Analysis of electromagnetic interactions in antenna arrays through equivalent dipole models

In this paper, we propose a new method for the study of mutual coupling in general antenna array problems with arbitrary size. This method is based on the idea of obtaining equivalent dipole models to replace a complicated radiation problem by a discrete distribution of few infinitesimal dipoles radiating in free space or semi-half free space [1]. The basic idea is to avoid solving the actual boundary-value problem and search instead for equivalent source representation for the antenna at hand. The price, of course, is that the obtained dipole model is not unique, but with the acceptable sense that it is valid only in the region exterior to some small domain around the antenna. It was observed by the authors that when mutual coupling between the elements is strong, the equivalent current distribution obtained for the single element fails to predict correctly the near-field behavior.
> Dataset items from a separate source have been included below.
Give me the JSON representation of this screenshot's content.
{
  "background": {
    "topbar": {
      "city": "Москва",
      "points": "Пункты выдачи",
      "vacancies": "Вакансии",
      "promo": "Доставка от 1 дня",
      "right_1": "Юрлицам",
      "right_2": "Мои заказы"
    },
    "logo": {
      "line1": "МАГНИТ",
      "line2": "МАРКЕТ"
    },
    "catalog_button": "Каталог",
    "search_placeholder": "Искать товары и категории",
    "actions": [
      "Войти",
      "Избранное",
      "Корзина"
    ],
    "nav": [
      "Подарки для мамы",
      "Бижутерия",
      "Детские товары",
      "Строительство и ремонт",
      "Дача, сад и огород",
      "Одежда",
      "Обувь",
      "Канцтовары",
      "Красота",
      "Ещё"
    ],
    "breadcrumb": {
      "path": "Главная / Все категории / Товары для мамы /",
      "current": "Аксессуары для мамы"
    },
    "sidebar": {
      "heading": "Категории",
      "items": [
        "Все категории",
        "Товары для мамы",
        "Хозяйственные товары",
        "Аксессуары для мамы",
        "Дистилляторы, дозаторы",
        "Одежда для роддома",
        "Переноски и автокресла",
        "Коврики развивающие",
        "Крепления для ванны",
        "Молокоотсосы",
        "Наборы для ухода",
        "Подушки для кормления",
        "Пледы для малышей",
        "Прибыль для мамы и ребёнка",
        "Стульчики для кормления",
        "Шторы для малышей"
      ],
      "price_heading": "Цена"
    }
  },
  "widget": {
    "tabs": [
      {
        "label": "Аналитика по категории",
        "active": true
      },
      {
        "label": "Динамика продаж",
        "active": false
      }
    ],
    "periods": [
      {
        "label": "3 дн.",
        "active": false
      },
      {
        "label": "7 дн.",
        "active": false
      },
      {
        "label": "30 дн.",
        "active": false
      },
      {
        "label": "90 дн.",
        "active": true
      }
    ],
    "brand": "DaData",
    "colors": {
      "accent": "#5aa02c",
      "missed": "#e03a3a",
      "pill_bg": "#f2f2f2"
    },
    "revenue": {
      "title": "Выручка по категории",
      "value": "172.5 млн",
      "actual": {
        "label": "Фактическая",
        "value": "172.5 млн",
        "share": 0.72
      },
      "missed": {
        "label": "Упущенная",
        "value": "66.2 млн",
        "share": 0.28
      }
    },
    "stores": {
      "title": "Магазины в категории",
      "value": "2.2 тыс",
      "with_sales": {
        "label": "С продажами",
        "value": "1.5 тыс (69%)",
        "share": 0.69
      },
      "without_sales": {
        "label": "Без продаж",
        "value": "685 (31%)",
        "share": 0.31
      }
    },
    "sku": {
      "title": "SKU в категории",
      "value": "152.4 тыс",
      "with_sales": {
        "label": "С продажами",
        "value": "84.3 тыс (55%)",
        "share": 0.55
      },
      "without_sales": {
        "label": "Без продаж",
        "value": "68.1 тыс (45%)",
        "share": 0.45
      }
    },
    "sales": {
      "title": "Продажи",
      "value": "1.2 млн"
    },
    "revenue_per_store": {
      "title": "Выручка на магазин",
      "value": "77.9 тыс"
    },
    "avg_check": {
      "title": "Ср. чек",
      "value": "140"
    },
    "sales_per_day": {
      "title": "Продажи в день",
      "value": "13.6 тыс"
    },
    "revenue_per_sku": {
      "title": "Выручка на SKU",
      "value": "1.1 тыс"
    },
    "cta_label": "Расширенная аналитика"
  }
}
However, in the present work a suitable hypothesis pertinent to the nature of mutual coupling in antenna arrays is advanced to modify the original method in order to predict correctly the new field due to strong mutual coupling. The new method is based on modeling mutual coupling as a multiple scattering effect taking place between the antenna element and the nearby right and left elements where we assume for simplicity a linear array configuration. It turns out that this hypothesis predicts correctly, within the original method error, the interaction. Moreover, only one dipole model, which takes into effect the first-neighborhood interactions, can be used to predict the correct near field for arbitrary large arrays.